Neben der Tatsache, dass es die erste Pizzeria Deutschlands ist, beherbergt das Sabbie di Capri eine Nachbildung der Blauen Grotte im Keller. Zudem beanspruchen die Gründer, den Pizzakarton erfunden zu haben.
Warum begann der Siegeszug der Pizza in Bayern?
Experten vermuten, dass die Einfachheit und Zugänglichkeit der Pizza gut zum bayerischen Wunsch nach unkomplizierter Kost passte. Zudem waren die ersten Kunden US-Soldaten, die bereits mit Pizza vertraut waren.
Gibt es das Sabbie di Capri noch heute?
Ja, das Sabbie di Capri existiert noch heute und wird von neuen Pächtern weitergeführt, die das historische Erbe bewahren.
Wurde der Pizzakarton wirklich im Capri erfunden?
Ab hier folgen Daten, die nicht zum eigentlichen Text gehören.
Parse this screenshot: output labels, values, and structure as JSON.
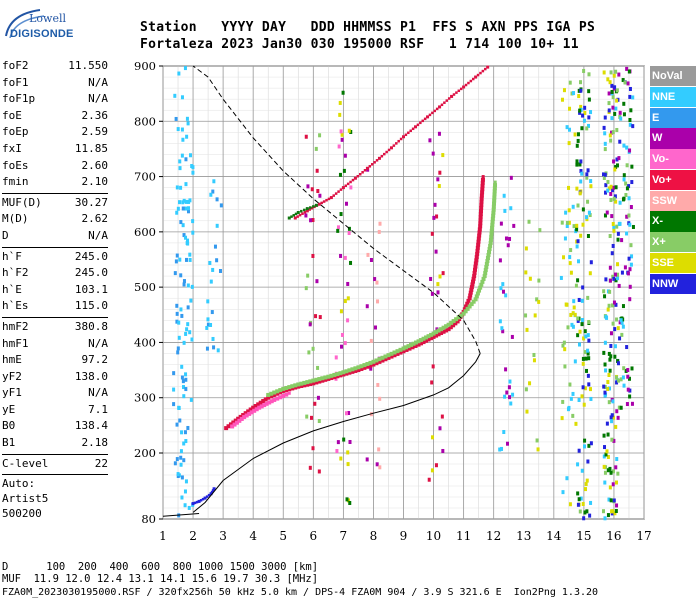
{
  "logo": {
    "line1": "Lowell",
    "line2": "DIGISONDE"
  },
  "header": {
    "line1": "Station   YYYY DAY   DDD HHMMSS P1  FFS S AXN PPS IGA PS",
    "line2": "Fortaleza 2023 Jan30 030 195000 RSF   1 714 100 10+ 11"
  },
  "params": {
    "groups": [
      [
        {
          "name": "foF2",
          "value": "11.550"
        },
        {
          "name": "foF1",
          "value": "N/A"
        },
        {
          "name": "foF1p",
          "value": "N/A"
        },
        {
          "name": "foE",
          "value": "2.36"
        },
        {
          "name": "foEp",
          "value": "2.59"
        },
        {
          "name": "fxI",
          "value": "11.85"
        },
        {
          "name": "foEs",
          "value": "2.60"
        },
        {
          "name": "fmin",
          "value": "2.10"
        }
      ],
      [
        {
          "name": "MUF(D)",
          "value": "30.27"
        },
        {
          "name": "M(D)",
          "value": "2.62"
        },
        {
          "name": "D",
          "value": "N/A"
        }
      ],
      [
        {
          "name": "h`F",
          "value": "245.0"
        },
        {
          "name": "h`F2",
          "value": "245.0"
        },
        {
          "name": "h`E",
          "value": "103.1"
        },
        {
          "name": "h`Es",
          "value": "115.0"
        }
      ],
      [
        {
          "name": "hmF2",
          "value": "380.8"
        },
        {
          "name": "hmF1",
          "value": "N/A"
        },
        {
          "name": "hmE",
          "value": "97.2"
        },
        {
          "name": "yF2",
          "value": "138.0"
        },
        {
          "name": "yF1",
          "value": "N/A"
        },
        {
          "name": "yE",
          "value": "7.1"
        },
        {
          "name": "B0",
          "value": "138.4"
        },
        {
          "name": "B1",
          "value": "2.18"
        }
      ],
      [
        {
          "name": "C-level",
          "value": "22"
        }
      ]
    ],
    "auto_lines": [
      "Auto:",
      "Artist5",
      "500200"
    ]
  },
  "legend": [
    {
      "label": "NoVal",
      "color": "#9a9a9a"
    },
    {
      "label": "NNE",
      "color": "#33ccff"
    },
    {
      "label": "E",
      "color": "#3399ee"
    },
    {
      "label": "W",
      "color": "#aa00aa"
    },
    {
      "label": "Vo-",
      "color": "#ff66cc"
    },
    {
      "label": "Vo+",
      "color": "#ee1144"
    },
    {
      "label": "SSW",
      "color": "#ffaaaa"
    },
    {
      "label": "X-",
      "color": "#007700"
    },
    {
      "label": "X+",
      "color": "#88cc66"
    },
    {
      "label": "SSE",
      "color": "#dddd00"
    },
    {
      "label": "NNW",
      "color": "#2222dd"
    }
  ],
  "chart_data": {
    "type": "scatter",
    "xlabel": "",
    "ylabel": "",
    "xlim": [
      1,
      17
    ],
    "ylim": [
      80,
      900
    ],
    "x_ticks": [
      1,
      2,
      3,
      4,
      5,
      6,
      7,
      8,
      9,
      10,
      11,
      12,
      13,
      14,
      15,
      16,
      17
    ],
    "y_ticks": [
      80,
      200,
      300,
      400,
      500,
      600,
      700,
      800,
      900
    ],
    "series": [
      {
        "name": "Vo+",
        "points": [
          [
            3.1,
            245
          ],
          [
            3.5,
            262
          ],
          [
            4.0,
            282
          ],
          [
            4.5,
            300
          ],
          [
            5.0,
            312
          ],
          [
            5.5,
            320
          ],
          [
            6.0,
            326
          ],
          [
            6.5,
            334
          ],
          [
            7.0,
            342
          ],
          [
            7.5,
            350
          ],
          [
            8.0,
            360
          ],
          [
            8.5,
            372
          ],
          [
            9.0,
            384
          ],
          [
            9.5,
            396
          ],
          [
            10.0,
            410
          ],
          [
            10.5,
            424
          ],
          [
            10.8,
            438
          ],
          [
            11.0,
            455
          ],
          [
            11.2,
            480
          ],
          [
            11.35,
            520
          ],
          [
            11.45,
            560
          ],
          [
            11.55,
            610
          ],
          [
            11.6,
            660
          ],
          [
            11.65,
            700
          ]
        ]
      },
      {
        "name": "X+",
        "points": [
          [
            4.5,
            305
          ],
          [
            5.0,
            316
          ],
          [
            5.5,
            324
          ],
          [
            6.0,
            331
          ],
          [
            6.5,
            338
          ],
          [
            7.0,
            346
          ],
          [
            7.5,
            355
          ],
          [
            8.0,
            365
          ],
          [
            8.5,
            377
          ],
          [
            9.0,
            389
          ],
          [
            9.5,
            402
          ],
          [
            10.0,
            416
          ],
          [
            10.5,
            432
          ],
          [
            11.0,
            452
          ],
          [
            11.4,
            478
          ],
          [
            11.7,
            520
          ],
          [
            11.9,
            580
          ],
          [
            12.0,
            640
          ],
          [
            12.05,
            690
          ]
        ]
      },
      {
        "name": "Vo-",
        "points": [
          [
            3.3,
            248
          ],
          [
            3.7,
            265
          ],
          [
            4.2,
            282
          ],
          [
            4.7,
            296
          ],
          [
            5.2,
            308
          ]
        ]
      },
      {
        "name": "Vo+ second hop",
        "points": [
          [
            5.4,
            625
          ],
          [
            5.8,
            638
          ],
          [
            6.2,
            650
          ],
          [
            6.6,
            662
          ],
          [
            7.0,
            680
          ],
          [
            7.4,
            697
          ],
          [
            7.8,
            715
          ],
          [
            8.2,
            733
          ],
          [
            8.6,
            752
          ],
          [
            9.0,
            772
          ],
          [
            9.4,
            790
          ],
          [
            9.8,
            808
          ],
          [
            10.2,
            826
          ],
          [
            10.6,
            845
          ],
          [
            11.0,
            862
          ],
          [
            11.4,
            880
          ],
          [
            11.8,
            898
          ]
        ]
      },
      {
        "name": "X- second hop",
        "points": [
          [
            5.2,
            625
          ],
          [
            5.5,
            635
          ],
          [
            5.8,
            642
          ],
          [
            6.1,
            648
          ]
        ]
      },
      {
        "name": "E layer",
        "points": [
          [
            2.0,
            108
          ],
          [
            2.2,
            112
          ],
          [
            2.4,
            118
          ],
          [
            2.6,
            126
          ],
          [
            2.7,
            135
          ]
        ]
      }
    ],
    "profile_real_height": [
      [
        2.0,
        92
      ],
      [
        2.4,
        110
      ],
      [
        3.0,
        150
      ],
      [
        4.0,
        190
      ],
      [
        5.0,
        218
      ],
      [
        6.0,
        240
      ],
      [
        7.0,
        257
      ],
      [
        8.0,
        272
      ],
      [
        9.0,
        286
      ],
      [
        10.0,
        305
      ],
      [
        10.5,
        318
      ],
      [
        11.0,
        340
      ],
      [
        11.4,
        365
      ],
      [
        11.55,
        380
      ]
    ],
    "profile_topside": [
      [
        11.55,
        380
      ],
      [
        11.4,
        402
      ],
      [
        11.0,
        440
      ],
      [
        10.0,
        490
      ],
      [
        9.0,
        530
      ],
      [
        8.0,
        570
      ],
      [
        7.0,
        615
      ],
      [
        6.0,
        660
      ],
      [
        5.0,
        710
      ],
      [
        4.0,
        770
      ],
      [
        3.0,
        840
      ],
      [
        2.5,
        880
      ],
      [
        2.0,
        900
      ]
    ]
  },
  "footer": {
    "line1": "D      100  200  400  600  800 1000 1500 3000 [km]",
    "line2": "MUF  11.9 12.0 12.4 13.1 14.1 15.6 19.7 30.3 [MHz]",
    "line3": "FZA0M_2023030195000.RSF / 320fx256h 50 kHz 5.0 km / DPS-4 FZA0M 904 / 3.9 S 321.6 E  Ion2Png 1.3.20"
  }
}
Die Inhaber des Capri beanspruchen diese Erfindung für sich. Es gibt Berichte, die dies untermauern, insbesondere aus der Sendung "Heimat der Rekorde" des Bayerischen Fernsehens. Es ist eine faszinierende Behauptung, die die Innovationskraft des Lokals unterstreicht.
Die Geschichte des Sabbie di Capri ist eine Geschichte von Pioniergeist, Anpassungsfähigkeit und der universellen Anziehungskraft guten Essens. Es ist ein lebendiges Denkmal für den Moment, als Deutschland die Pizza entdeckte und für immer in sein Herz schloss. Ein Besuch in Würzburg ist daher nicht nur eine Reise zu einer schönen Stadt, sondern auch eine kulinarische Zeitreise zu den Ursprüngen der deutschen Pizzakultur.